The King of Swing

Jazz clarinetist, composer, and bandleader Benny Goodman was wildly popular in the late 1930s for the swing music he played. His flawless solo improvizations and dazzling technique, as well as the rigorous standards he held his bands to, set the bar for jazz performance during his lifetime. Goodman was the most important musician of the swing era and the first white bandleader to popularize an uncompromising jazz style. A Jew, he knew discrimination firsthand, which may explain why he was one of the first white bandleaders to play with black musicians on vinyl and stage.

Born in 1909 to a large and impoverished immigrant family in Chicago, Benjamin Goodman rose to fame and riches by the time he was 30. He received his first musical training as a boy at his local synagogue, after which he joined the local boy's club band, receiving lessons from the band's director. He also studied for two years with the classically trained clarinetist Franz Schoepp. As a teenager he made his professional debut; it was 1921, the Central Park Theater in Chicago, and the act was an impersonation of Ted Lewis. He continued to play: with his high school's "Austin High School Gang"; through the musicians' union, which he joined in 1923; and with Ben Pollock's band, of which Goodman was a member from 1925 to 1929. After leaving Pollock, he was a leading freelance musician in New York, playing on radio, in the studio, and on Broadway (in George Gershwin's Strike Up The Band and Girl Crazy in 1930 and Richard Whiting's Free For All in 1931).

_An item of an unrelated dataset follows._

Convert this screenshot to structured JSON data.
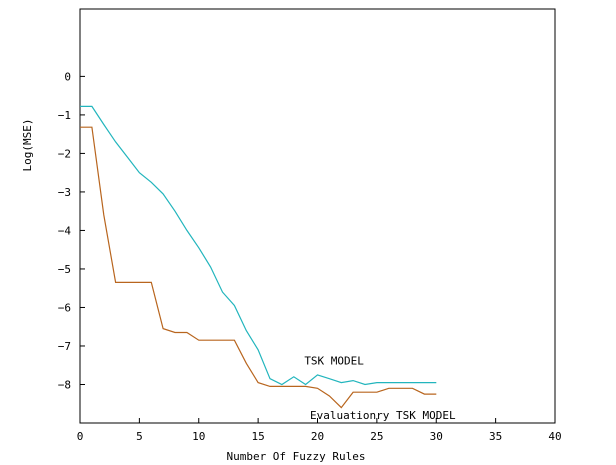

In 1934 Goodman organized his first big band, a 12-piece group of wind and rhythm instruments; they had a regular gig at the Music Hall and also recorded. Through John Hammond's radio show, "Let's Dance", Goodman had funds to commission arrangements, and retained Fletcher Henderson, who wrote arrangements for jazz standards which established the musical character of the group. At the same time, Goodman was laying the foundation for clarinet solos in the swing era; influenced by the great Bix Beiderbecke, whom he had met in 1923, Goodman's characteristic stylings included on-the-beat attacks, careful choice of notes, and across-the-bar phrasing; on recordings Goodman sometimes played two or three wind instruments (clarinet and saxophone) in this style. He was an exacting bandleader, demanding an impeccable precision from his players to match his own; though he changed band personnel often, he maintained a level of performance rare among bands at that time.

In 1935 Goodman recorded with a trio (the Benny Goodman Trio) consisting of himself, Gene Krupa, and Teddy Wilson; the classic recordings set the standard for jazz chamber music and displayed Goodman's virtuosic mastery of his instrument. (Happily, the fact that the ensemble was racially mixed excited little comment, even when they played live.) Later the group transformed into a quartet with the addition of Lionel Hampton, and would go through many incarnations as a sextet and septet in the decades that followed.

During this period Goodman toured America with his big band, and though in places they bombed, the tour culminated in a famous recording from the Palomar Ballroom in Los Angeles which is often cited as the beginning the swing era. Over the next few years the band played in front of ecstatically dancing teenage audiences, confirming Goodman as the "King of Swing" and a popular idol. Indeed, the late 30s were the peak of Goodman's career and popularity.

Goodman also began playing classical music; he recorded some classical pieces and appeared with many leading orchestras playing works by Mozart and others.

Over the next decades the jazz world moved on, to bop and bebop and beyond. Goodman was critical of these changes, and though he later formed a bop band, his own style remained as it had been, virtuosic and brilliant, but uninfluenced by the new sounds and rhythms. He continued to record jazz and classical music and to travel with big bands and small; he toured Europe in 1950 and 1958; the Far East (under the auspices of the US Department of State) in 1956-7 - he jammed with Thai saxophonist (and king) Bhumibol Adulyadej in Thailand; South America in 1961; the USSR in 1962; and Japan in 1964. Benny Goodman died in 1986; his collection of scores, recordings, and other materials was bequeathed to Yale University.

Goodman married Alice Duckworth in 1942 and had two children, Rachel (who plays piano) and Benjie (who plays cello). A film based on his life, "The Benny Goodman Story" (with Steve Allen as Goodman) was released in 1956; Goodman himself wrote the soundtrack and appears in the film. PBS's "American Masters" has a good biography of Goodman, "Adventures in the Kingdom of Swing". And Swing, Swing, Swing: the Life and Times of Benny Goodman by Ross Firestone is the textual source to look for.